How can I use vector identities to prove and explain the Ponyting theorem?

[the_godfather]

Homework Statement

Prove and explain the Ponyting theorem

Homework Equations

S = E x H [1]
$\nabla$.S = $\nabla$.(E x H) [2]

$\nabla$ x E = -$\partial$B/$\partial$t [3]

$\nabla$ x H = $\partial$ D/$\partial$t [4]

D = $\epsilon$E + P [5]

B = $\mu$H + $\mu$M [6]

The Attempt at a Solution

I understand I am to use the vector identity to obtain [2]
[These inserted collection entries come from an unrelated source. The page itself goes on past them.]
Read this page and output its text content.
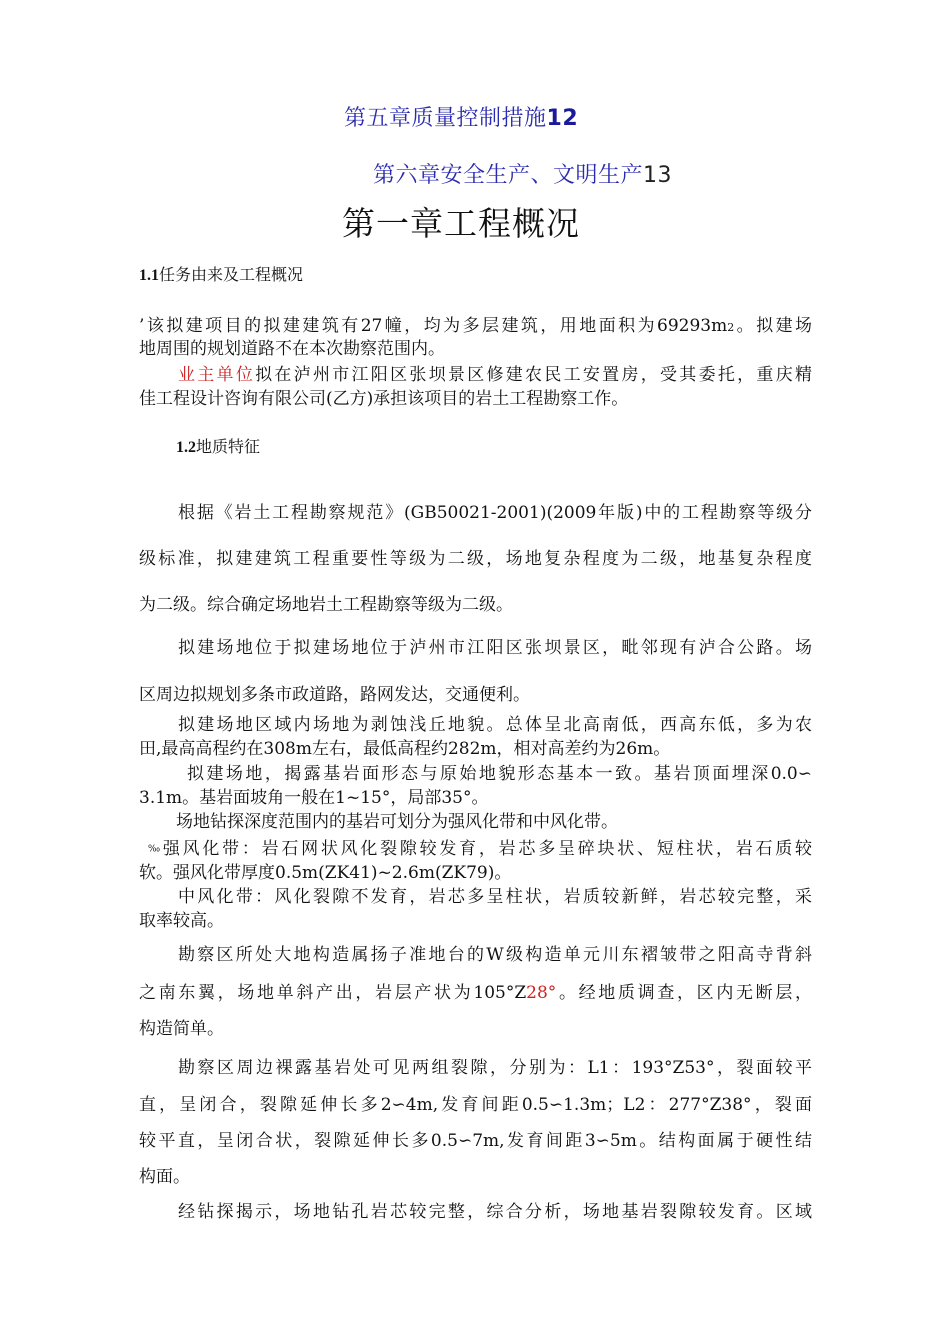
第五章质量控制措施12
第六章安全生产、文明生产13
第一章工程概况
1.1任务由来及工程概况
’该拟建项目的拟建建筑有27幢，均为多层建筑，用地面积为69293m2。拟建场
地周围的规划道路不在本次勘察范围内。
业主单位拟在泸州市江阳区张坝景区修建农民工安置房，受其委托，重庆精
佳工程设计咨询有限公司(乙方)承担该项目的岩土工程勘察工作。
1.2地质特征
根据《岩土工程勘察规范》(GB50021-2001)(2009年版)中的工程勘察等级分
级标准，拟建建筑工程重要性等级为二级，场地复杂程度为二级，地基复杂程度
为二级。综合确定场地岩土工程勘察等级为二级。
拟建场地位于拟建场地位于泸州市江阳区张坝景区，毗邻现有泸合公路。场
区周边拟规划多条市政道路，路网发达，交通便利。
拟建场地区域内场地为剥蚀浅丘地貌。总体呈北高南低，西高东低，多为农
田,最高高程约在308m左右，最低高程约282m，相对高差约为26m。
拟建场地，揭露基岩面形态与原始地貌形态基本一致。基岩顶面埋深0.0∽
3.1m。基岩面坡角一般在1~15°，局部35°。
场地钻探深度范围内的基岩可划分为强风化带和中风化带。
‰强风化带：岩石网状风化裂隙较发育，岩芯多呈碎块状、短柱状，岩石质较
软。强风化带厚度0.5m(ZK41)~2.6m(ZK79)。
中风化带：风化裂隙不发育，岩芯多呈柱状，岩质较新鲜，岩芯较完整，采
取率较高。
勘察区所处大地构造属扬子准地台的W级构造单元川东褶皱带之阳高寺背斜
之南东翼，场地单斜产出，岩层产状为105°Z28°。经地质调查，区内无断层，
构造简单。
勘察区周边裸露基岩处可见两组裂隙，分别为：L1：193°Z53°，裂面较平
直，呈闭合，裂隙延伸长多2∽4m,发育间距0.5∽1.3m；L2：277°Z38°，裂面
较平直，呈闭合状，裂隙延伸长多0.5∽7m,发育间距3∽5m。结构面属于硬性结
构面。
经钻探揭示，场地钻孔岩芯较完整，综合分析，场地基岩裂隙较发育。区域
$\nabla$ . ( E x H ) = ($\nabla$ E).H - ($\nabla$ x H ). E

I then substitute [3] and [4] into [2]

I then use the definition from [5] and [6] and sub them into my equation

I have:

$\nabla$ . S = -$\partial$[$\mu$H + $\mu$M].H/$\partial$t - $\partial$[$\epsilon$E + P].E /$\partial$t

i can then expand out the bracket but I'm not sure what to do next

The result I'm aiming for is

$\nabla$.S = -$\partial$/dt ( 1/2 $\epsilon$E^2 + 1/2$\mu$ H^2) + E.$\partial$P/$\partial$t + $\mu$H.$\partial$M/$\partial$tbrowsing google i have found this. 8.87 and 8.88 will give me the answer I want but I'm unfamiliar with them. could anyone shed some light on this

 

[G01]

Your almost there. Here' a hint to shed light on those equations:

Use the chain rule to expand

$$\frac{1}{2}\frac{\partial H^2}{\partial t} = ?$$

 

[the_godfather]

$\frac{2}{2} H . \frac{\partial H} {\partial t}$

not sure why you need to chain rule though?

 

[G01]

The chain rule is where the justification for EQ 8.87 and 8.88 comes from. You should be able to use the chain rule to get the E^2 and H^2 terms in Poynting's theorem from terms like E*dE/dt.

 

[the_godfather]

The chain rule is where the justification for EQ 8.87 and 8.88 comes from. You should be able to use the chain rule to get the E^2 and H^2 terms in Poynting's theorem from terms like E*dE/dt.

apologies. Was being dumb for a moment there. I believe I have it now. thanks

 

[G01]

No problem! :)